PROCESSUAL CIVIL E PREVIDENCIÁRIO. AGRAVO REGIMENTAL NO AGRAVO EM RECURSO ESPECIAL. APOSENTADORIA POR TEMPO DE CONTRIBUIÇÃO. REVISÃO DA RENDA MENSAL INICIAL. PERÍODO BÁSICO DE CÁLCULO. REGRA DO ARTIGO 3º, § 2º, DA LEI 9.876/1999. PREENCHIMENTO DOS REQUISITOS DO BENEFÍCIO ANTES DA PUBLICAÇÃO DA LEI 9.876/1999. SÚMULA 7/STJ. AGRAVO REGIMENTAL NÃO PROVIDO. 1. Consoante jurisprudência do STJ, os filiados ao Regime Geral de Previdência Social que não comprovarem os requisitos para a concessão de aposentadoria por tempo de contribuição antes da publicação da Lei 9.876/1999 serão regidos pela regra de transição prevista no artigo 3º, § 2º, da citada Lei, desde a competência julho de 1994, observado o disposto nos incisos I e II do caput do art. 29 da Lei 8.213/1991. Observância do Recurso Especial 929.032/RS. 2. Na espécie, averiguar se o segurado cumpriu ou não os requisitos para a concessão da aposentadoria por tempo de contribuição em momento anterior à publicação da Lei 9.876/1999 requer o reexame do conjunto fático probatório, o que é inviável no âmbito do recurso especial, nos termos da Súmula 7/STJ. 3. Agravo regimental não provido. (AgRg no AREsp 609.297/SC, Rel. Ministro MAURO CAMPBELL MARQUES, SEGUNDA TURMA, julgado em 18/06/2015, DJe 26/06/2015)

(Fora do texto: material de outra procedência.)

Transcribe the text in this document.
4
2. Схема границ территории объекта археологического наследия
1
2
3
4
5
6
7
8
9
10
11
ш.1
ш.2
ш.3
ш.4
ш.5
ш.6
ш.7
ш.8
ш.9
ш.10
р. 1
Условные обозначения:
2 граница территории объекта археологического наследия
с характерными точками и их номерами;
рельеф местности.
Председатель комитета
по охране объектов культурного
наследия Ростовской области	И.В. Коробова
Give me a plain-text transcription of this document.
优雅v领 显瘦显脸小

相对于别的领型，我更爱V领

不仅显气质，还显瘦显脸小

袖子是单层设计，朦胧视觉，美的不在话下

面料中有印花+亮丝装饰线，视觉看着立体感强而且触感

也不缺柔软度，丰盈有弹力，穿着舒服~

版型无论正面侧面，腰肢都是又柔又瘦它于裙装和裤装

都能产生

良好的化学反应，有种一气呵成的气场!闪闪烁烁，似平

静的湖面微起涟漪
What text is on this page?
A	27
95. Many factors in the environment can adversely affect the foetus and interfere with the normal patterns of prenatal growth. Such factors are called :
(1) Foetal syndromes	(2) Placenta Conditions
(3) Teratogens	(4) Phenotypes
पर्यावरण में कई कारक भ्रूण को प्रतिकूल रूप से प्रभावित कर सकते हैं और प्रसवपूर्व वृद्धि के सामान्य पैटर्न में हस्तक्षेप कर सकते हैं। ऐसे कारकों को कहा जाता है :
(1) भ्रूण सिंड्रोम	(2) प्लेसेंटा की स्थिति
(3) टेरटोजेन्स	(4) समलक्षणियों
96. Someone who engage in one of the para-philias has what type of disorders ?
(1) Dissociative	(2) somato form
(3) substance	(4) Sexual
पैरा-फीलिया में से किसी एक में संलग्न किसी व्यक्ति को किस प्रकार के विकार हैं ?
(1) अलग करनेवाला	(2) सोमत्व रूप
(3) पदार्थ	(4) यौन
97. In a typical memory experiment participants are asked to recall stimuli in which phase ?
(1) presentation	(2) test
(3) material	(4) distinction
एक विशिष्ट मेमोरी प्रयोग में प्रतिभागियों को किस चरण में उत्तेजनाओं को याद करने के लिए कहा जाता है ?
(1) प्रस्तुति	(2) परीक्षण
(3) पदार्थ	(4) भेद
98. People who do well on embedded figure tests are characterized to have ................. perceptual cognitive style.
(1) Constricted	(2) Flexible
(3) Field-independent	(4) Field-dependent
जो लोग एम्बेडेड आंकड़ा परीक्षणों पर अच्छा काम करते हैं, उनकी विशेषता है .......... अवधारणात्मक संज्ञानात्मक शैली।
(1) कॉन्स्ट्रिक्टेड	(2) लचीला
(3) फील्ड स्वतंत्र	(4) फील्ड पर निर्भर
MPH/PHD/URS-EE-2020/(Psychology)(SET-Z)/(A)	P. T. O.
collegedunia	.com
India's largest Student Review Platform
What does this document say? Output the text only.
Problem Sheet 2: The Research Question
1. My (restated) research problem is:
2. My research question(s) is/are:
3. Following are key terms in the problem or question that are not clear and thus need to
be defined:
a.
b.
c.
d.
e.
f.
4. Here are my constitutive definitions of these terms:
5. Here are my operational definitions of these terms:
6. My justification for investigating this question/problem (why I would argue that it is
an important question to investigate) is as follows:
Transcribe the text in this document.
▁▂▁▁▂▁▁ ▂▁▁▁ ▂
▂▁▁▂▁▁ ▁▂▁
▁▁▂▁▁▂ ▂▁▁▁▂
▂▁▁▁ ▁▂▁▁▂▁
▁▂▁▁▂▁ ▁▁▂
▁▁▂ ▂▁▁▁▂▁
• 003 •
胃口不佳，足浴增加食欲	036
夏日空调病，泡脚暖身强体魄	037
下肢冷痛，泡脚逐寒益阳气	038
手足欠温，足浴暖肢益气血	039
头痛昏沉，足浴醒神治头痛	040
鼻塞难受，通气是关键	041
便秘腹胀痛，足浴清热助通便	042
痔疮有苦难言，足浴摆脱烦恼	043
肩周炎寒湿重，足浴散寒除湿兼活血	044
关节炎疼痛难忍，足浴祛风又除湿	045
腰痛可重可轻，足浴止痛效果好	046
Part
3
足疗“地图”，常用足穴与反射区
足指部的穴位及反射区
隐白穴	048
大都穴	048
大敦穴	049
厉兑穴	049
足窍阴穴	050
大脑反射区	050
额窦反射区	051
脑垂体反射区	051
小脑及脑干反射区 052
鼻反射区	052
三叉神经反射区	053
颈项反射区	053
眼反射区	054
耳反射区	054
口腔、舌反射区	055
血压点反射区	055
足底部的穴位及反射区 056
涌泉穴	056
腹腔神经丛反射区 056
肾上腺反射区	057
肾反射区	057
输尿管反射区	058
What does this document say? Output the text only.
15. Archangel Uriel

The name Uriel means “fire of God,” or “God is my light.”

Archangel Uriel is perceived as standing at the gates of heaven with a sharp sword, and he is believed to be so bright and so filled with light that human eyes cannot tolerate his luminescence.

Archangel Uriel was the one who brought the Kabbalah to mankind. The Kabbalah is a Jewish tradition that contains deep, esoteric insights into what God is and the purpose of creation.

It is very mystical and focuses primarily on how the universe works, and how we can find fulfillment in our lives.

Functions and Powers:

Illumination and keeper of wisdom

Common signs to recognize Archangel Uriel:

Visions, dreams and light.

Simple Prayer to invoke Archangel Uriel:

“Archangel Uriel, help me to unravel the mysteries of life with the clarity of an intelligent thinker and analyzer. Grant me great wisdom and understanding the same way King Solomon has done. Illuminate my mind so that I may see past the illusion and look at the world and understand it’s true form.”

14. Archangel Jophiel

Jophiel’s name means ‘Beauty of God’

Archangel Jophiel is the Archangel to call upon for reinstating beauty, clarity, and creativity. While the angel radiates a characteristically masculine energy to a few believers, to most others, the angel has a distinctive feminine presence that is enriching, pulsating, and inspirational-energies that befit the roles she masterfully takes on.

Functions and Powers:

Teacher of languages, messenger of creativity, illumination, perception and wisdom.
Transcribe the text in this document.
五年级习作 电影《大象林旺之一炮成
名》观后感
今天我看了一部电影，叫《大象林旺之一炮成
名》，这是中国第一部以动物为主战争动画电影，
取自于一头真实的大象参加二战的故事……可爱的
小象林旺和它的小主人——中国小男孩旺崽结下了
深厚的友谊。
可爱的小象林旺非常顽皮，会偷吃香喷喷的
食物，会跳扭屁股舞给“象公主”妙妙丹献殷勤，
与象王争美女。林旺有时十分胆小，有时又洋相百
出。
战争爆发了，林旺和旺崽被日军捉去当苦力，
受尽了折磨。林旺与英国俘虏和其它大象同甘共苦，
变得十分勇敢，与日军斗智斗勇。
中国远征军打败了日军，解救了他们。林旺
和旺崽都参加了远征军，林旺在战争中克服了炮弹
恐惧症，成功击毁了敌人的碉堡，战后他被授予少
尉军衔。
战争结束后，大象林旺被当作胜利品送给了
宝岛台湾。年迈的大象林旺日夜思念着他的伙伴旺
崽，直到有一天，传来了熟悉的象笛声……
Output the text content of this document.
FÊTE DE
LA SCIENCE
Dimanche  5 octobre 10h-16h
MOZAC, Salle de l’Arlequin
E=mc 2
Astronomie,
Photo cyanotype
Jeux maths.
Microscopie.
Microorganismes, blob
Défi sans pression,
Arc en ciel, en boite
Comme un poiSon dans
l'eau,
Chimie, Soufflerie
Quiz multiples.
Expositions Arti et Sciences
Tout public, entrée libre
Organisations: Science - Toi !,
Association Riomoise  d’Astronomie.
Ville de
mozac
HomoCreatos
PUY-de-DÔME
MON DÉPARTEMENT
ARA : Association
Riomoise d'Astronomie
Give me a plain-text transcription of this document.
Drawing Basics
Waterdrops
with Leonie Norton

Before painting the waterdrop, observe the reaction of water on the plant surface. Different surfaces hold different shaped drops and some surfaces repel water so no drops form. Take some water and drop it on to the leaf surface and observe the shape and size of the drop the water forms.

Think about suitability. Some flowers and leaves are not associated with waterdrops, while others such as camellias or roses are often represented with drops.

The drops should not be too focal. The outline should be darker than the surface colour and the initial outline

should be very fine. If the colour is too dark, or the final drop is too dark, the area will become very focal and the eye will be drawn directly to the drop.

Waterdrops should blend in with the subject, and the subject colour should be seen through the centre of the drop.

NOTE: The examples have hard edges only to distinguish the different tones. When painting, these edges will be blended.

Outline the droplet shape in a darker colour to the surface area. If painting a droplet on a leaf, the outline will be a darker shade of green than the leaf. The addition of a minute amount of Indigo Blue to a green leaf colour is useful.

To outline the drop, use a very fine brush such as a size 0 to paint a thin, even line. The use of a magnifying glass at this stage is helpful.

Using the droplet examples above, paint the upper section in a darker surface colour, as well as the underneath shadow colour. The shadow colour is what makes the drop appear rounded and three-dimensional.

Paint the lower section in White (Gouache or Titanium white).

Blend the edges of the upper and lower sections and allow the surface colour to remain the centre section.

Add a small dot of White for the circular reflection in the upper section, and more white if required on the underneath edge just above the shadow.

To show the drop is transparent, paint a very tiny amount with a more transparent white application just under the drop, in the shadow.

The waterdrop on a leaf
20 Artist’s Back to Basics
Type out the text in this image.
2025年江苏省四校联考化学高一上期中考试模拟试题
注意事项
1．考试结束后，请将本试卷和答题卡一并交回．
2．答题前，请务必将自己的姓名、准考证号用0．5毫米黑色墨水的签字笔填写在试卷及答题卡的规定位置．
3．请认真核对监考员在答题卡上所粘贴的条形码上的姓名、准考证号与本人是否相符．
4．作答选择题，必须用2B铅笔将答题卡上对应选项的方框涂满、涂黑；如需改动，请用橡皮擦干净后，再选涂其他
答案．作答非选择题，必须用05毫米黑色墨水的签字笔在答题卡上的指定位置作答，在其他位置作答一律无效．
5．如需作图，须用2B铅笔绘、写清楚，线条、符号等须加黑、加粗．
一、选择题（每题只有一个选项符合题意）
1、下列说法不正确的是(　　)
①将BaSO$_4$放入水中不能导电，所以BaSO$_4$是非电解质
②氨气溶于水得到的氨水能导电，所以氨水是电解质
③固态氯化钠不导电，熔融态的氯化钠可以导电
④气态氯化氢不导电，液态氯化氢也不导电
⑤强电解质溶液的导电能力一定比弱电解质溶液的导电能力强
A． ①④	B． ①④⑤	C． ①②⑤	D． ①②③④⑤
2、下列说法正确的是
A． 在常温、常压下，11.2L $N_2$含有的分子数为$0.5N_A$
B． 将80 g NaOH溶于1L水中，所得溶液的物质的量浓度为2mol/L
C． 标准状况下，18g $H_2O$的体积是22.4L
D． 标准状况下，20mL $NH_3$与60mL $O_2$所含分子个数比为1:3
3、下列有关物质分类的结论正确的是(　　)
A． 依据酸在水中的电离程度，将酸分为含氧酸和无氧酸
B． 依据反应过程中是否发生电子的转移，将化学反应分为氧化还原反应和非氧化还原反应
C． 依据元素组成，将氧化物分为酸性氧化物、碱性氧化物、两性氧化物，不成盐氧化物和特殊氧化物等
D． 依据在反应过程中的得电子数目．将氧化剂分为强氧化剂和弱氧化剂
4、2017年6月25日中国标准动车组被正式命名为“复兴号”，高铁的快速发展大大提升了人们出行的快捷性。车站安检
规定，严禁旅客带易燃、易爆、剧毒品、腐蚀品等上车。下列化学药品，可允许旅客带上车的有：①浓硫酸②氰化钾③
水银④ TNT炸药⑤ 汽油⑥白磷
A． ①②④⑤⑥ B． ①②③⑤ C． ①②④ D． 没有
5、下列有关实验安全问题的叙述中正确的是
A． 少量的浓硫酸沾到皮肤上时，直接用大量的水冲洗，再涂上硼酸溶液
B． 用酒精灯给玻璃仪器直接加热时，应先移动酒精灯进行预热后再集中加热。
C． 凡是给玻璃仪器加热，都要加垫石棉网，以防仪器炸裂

PREVIDENCIÁRIO. APOSENTADORIA POR IDADE. REVISÃO. PERÍODO BÁSICO DE CÁLCULO. AMPLIAÇÃO. EC N. 20/1998 E LEI N. 9.876/1999. LIMITE DO DIVISOR PARA O CÁLCULO DA MÉDIA. PERÍODO CONTRIBUTIVO. 1. A partir da promulgação da Carta Constitucional de 1988, o período de apuração dos benefícios de prestação continuada, como a aposentadoria, correspondia à média dos 36 últimos salários-de-contribuição (art. 202, caput). 2. Com a Emenda Constitucional n. 20, de 1998, o número de contribuições integrantes do Período Básico de Cálculo deixou de constar do texto constitucional, que atribuiu essa responsabilidade ao legislador ordinário (art. 201, § 3º). 3. Em seguida, veio à lume a Lei n. 9.876, cuja entrada em vigor se deu em 29.11.1999. Instituiu-se o fator previdenciário no cálculo das aposentadorias e ampliou-se o período de apuração dos salários-de-contribuição. 4. Conforme a nova Lei, para aqueles que se filiassem à Previdência a partir da Lei n. 9.876/1999, o período de apuração envolveria os salários-de-contribuição desde a data da filiação até a Data de Entrada do Requerimento - DER, isto é, todo o período contributivo do segurado. 5. De outra parte, para os já filiados antes da edição da aludida Lei, o período de apuração passou a ser o interregno entre julho de 1994 e a DER. 6. O período básico de cálculo dos segurados foi ampliado pelo disposto no artigo 3º, caput, da Lei n. 9.876/1999. Essa alteração legislativa veio em benefício dos segurados. Porém, só lhes beneficia se houver contribuições. 7. Na espécie, a recorrente realizou apenas uma contribuição desde a competência de julho de 1994 até a data de entrada do requerimento - DER, em janeiro de 2004. 8. O caput do artigo 3º da Lei n. 9.876/1999 determina que, na média considerar-se-á os maiores salários-de-contribuição, na forma do artigo 29, inciso I, da Lei n. 8.213/1991, correspondentes a, no mínimo, oitenta por cento de todo o período contributivo desde julho de 1994. E o § 2º do referido artigo 3º da Lei n. 9.876/1999 limita o divisor a 100% do período contributivo. 9. Não há qualquer referência a que o divisor mínimo para apuração da média seja limitado ao número de contribuições. 10. Recurso especial a que se nega provimento. (REsp 929.032/RS, Rel. Ministro JORGE MUSSI, QUINTA TURMA, julgado em 24/03/2009, DJe 27/04/2009)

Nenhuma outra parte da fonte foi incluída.